Но больше всего мы пили солнечный свет и дышали смолистым воздухом. Когда плыли на моей лодочке, смотрели в глубину реки, которая у нас хоть и темна, а не мутна, как на Волге. И там, в глубине, было множество скрытых тайн, жизнь совсем особенная. А над нами было небо, тоже — перевернутая бездна, тоже полная жутких тайн; в ангелов мы не верили, а в людях на разных планетах не сомневались. Но и помимо этого, уж одни звезды — ведь это чудо из чудес! По берегам же цвела липа, сладкий запах которой кружил голову. И впереди была вся жизнь — тоже голова кружилась. В Марусе Коровиной я к тому времени разочаровался, чего нельзя было сказать о Жене Тихоновой, не обращавшей на меня никакого внимания.
В воскресный день Вася зашел ко мне утром; мы условились пойти в лес. По лицу его я видел, что нечто произошло, — весь он был на цыпочках, таинственный и важный. Мы были мужчинами, и обнаруживать любопытство не полагалось. Я стал равнодушно готовить сумку для бутербродов и коробочки для трав и насекомых; мы тогда самостоятельно занимались естественными науками — по случайной книжке.

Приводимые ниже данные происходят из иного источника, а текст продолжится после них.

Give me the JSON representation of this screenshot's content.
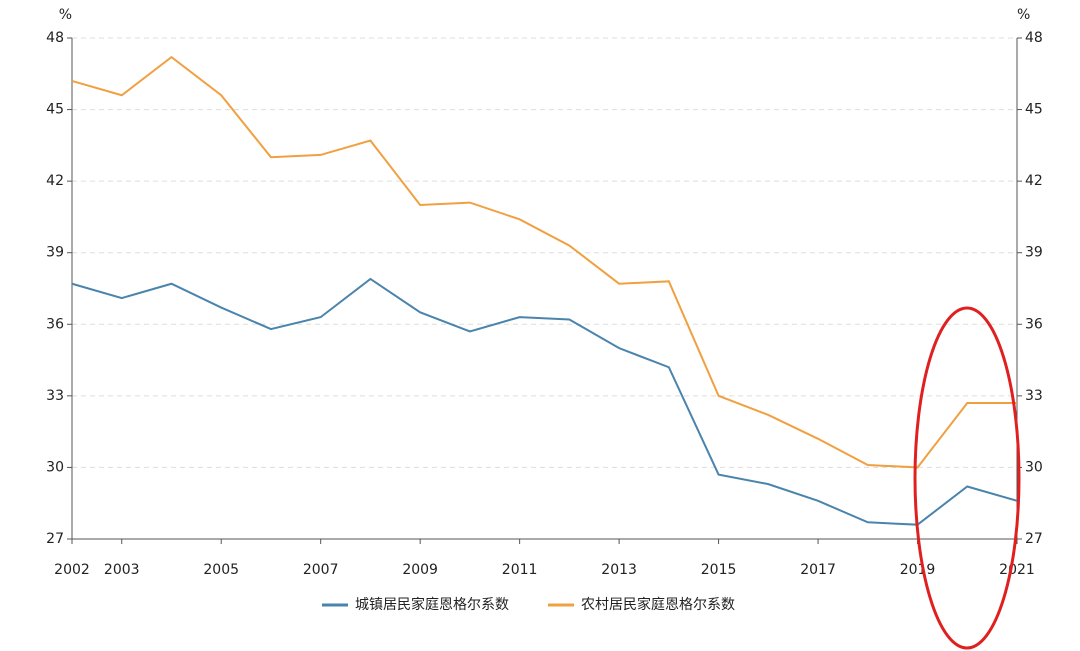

Перед тем, как выйти, Вася не вытерпел и, покраснев от скрытого возбуждения, сказал:
— Хочешь знать, о чем я думал? И даже решил.
— Ну, говори.
Он стал ко мне в пол оборота и произнес:
— Знаешь ли ты, в чем цель жизни?
— Не знаю. Ну?
— В самой жизни.
— Как же это?
— А так, в ней самой! Особой цели нет, а вся цель в том, чтобы жить. И отсюда выводы.
Он это не вычитал, а открыл. Он, Вася, был замечательный! И я, подумавши, понял, что открытие это — великое. Если, например, он это напишет и напечатает — может прославиться. Он мне и еще растолковал:
— Это значит, что снаружи цели не ищи, она внутри. Формула такая: «Цель жизни — самый процесс жизни».
— А как же смерть?
— Смерть — не жизнь. Я говорю про жизнь. А смерть просто в конце, ею цель пресекается. Умер и конец цели.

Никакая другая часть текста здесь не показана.